PORTLAND, Maine – O Maine não violou os direitos constitucionais dos EUA das escolas religiosas ao exigir que elas obedecessem à lei antidiscriminação do estado para receber assistência de ensino financiada pelo contribuinte, decidiu um juiz federal. Mas o juiz também reconheceu que um tribunal superior terá a palavra final.
O juiz distrital dos EUA John Woodcock Jr. disse que não vê nenhuma violação constitucional em exigir que escolas religiosas cumpram a Lei de Direitos Humanos do Maine.
“Os demandantes são livres para praticar sua religião, incluindo o ensino de sua religião como acharem adequado, mas não podem exigir que o estado subsidie seus ensinamentos religiosos se eles entrarem em conflito com a lei estadual antidiscriminação”, escreveu o juiz.
Um aviso de apelação ao 1º Tribunal de Apelações dos EUA em Boston foi protocolado na sexta-feira, um dia após Woodcock emitir sua decisão de 75 páginas rejeitando o pedido de liminar dos demandantes.
O processo é um dos dois no Maine que se concentram na colisão entre uma decisão da Suprema Corte dos EUA de 2022, de que o Maine não pode discriminar escolas religiosas no fornecimento de assistência educacional, e uma lei estadual que exige que as escolas participantes do programa de ensino cumpram a Lei de Direitos Humanos do Maine, que inclui proteções para alunos e professores LGBTQ.
O Maine Human Rights Act foi alterado por legisladores estaduais sobre como ele se aplica às escolas antes da decisão da Suprema Corte. A lei proíbe a discriminação com base em raça, gênero, orientação sexual, etnia ou deficiência. Isso significa que as escolas não devem discriminar professores e alunos gays e transgêneros, o que pode entrar em conflito com as crenças de algumas escolas religiosas.
Adele Keim, conselheira sênior da Becket Law, que representa os demandantes, acusou os legisladores do Maine de usar a medida antidiscriminação para “dar uma volta na Suprema Corte” com o objetivo específico de impedir a participação de escolas religiosas. Ela também disse que a lei é aplicada de forma desigual porque o estado enviou dinheiro para mensalidades a uma escola só para meninas em Massachusetts.

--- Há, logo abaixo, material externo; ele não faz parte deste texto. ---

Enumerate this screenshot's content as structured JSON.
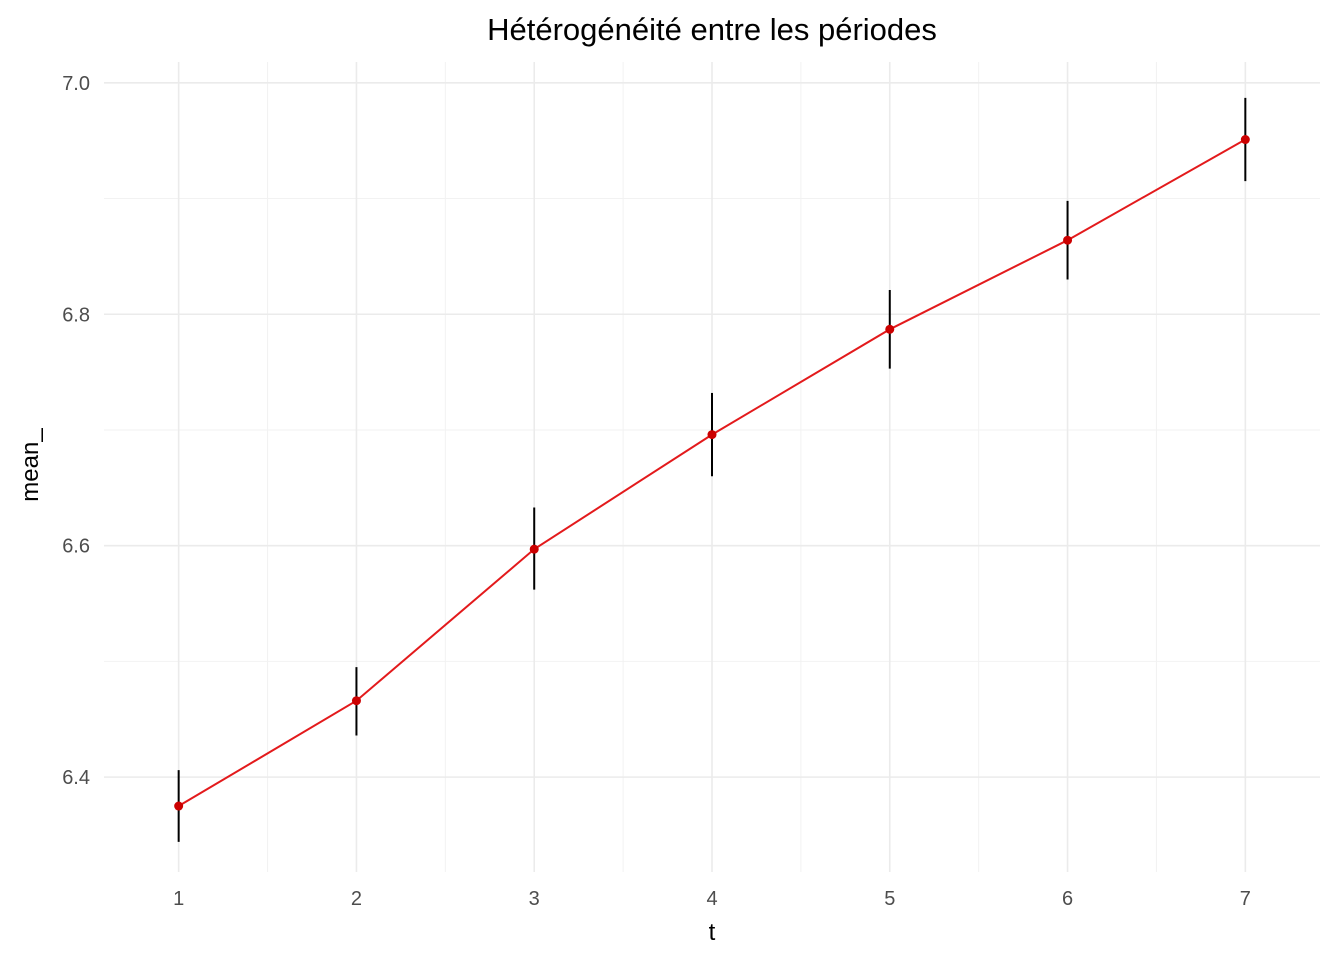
{
  "chart_data": {
    "type": "line",
    "title": "Hétérogénéité entre les périodes",
    "xlabel": "t",
    "ylabel": "mean_",
    "x": [
      1,
      2,
      3,
      4,
      5,
      6,
      7
    ],
    "series": [
      {
        "values": [
          6.375,
          6.466,
          6.597,
          6.696,
          6.787,
          6.864,
          6.951
        ],
        "lower": [
          6.344,
          6.436,
          6.562,
          6.66,
          6.753,
          6.83,
          6.915
        ],
        "upper": [
          6.406,
          6.495,
          6.633,
          6.732,
          6.821,
          6.898,
          6.987
        ],
        "line_color": "#e31a1c",
        "point_color": "#cc0000",
        "errorbar_color": "#000000"
      }
    ],
    "xticks": [
      "1",
      "2",
      "3",
      "4",
      "5",
      "6",
      "7"
    ],
    "yticks": [
      "6.4",
      "6.6",
      "6.8",
      "7.0"
    ],
    "ytick_values": [
      6.4,
      6.6,
      6.8,
      7.0
    ],
    "xlim": [
      0.58,
      7.42
    ],
    "ylim": [
      6.318,
      7.018
    ],
    "grid": true,
    "legend": "none"
  }
}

Os processos foram movidos após os juízes decidirem por 6-3 que o Maine não pode discriminar entre escolas seculares e religiosas ao fornecer assistência de ensino para crianças em comunidades rurais que não têm uma escola pública de ensino médio. O programa permite que esses alunos frequentem outra escola, pública ou privada, de sua escolha.
Um porta-voz do procurador-geral Aaron Frey não quis comentar na segunda-feira.
O processo foi movido em nome da Diocese Católica Romana de Portland; uma escola afiliada à Igreja Católica Romana, a St. Dominic's Academy em Auburn, Maine; e pais que querem usar fundos de mensalidade do estado para enviar seus filhos para a St. Dominic's. Outro processo, movido por pais que queriam enviar uma criança para a Crosspoint Church em Bangor, já está pendente perante o tribunal de apelações em Boston. Keim disse que não ficaria surpresa se o tribunal de apelações ouvisse argumentos de ambos os casos ao mesmo tempo.
A decisão do tribunal superior foi saudada como uma vitória para os defensores da liberdade de escolha de escola — potencialmente dando vida a esforços em alguns estados que não direcionaram dinheiro dos contribuintes para educação religiosa privada.
Mas o impacto no Maine foi pequeno. Desde a decisão, apenas uma escola religiosa, a Cheverus High School, uma escola preparatória para faculdade jesuíta em Portland, participou do plano de reembolso de mensalidade do estado, disse um porta-voz.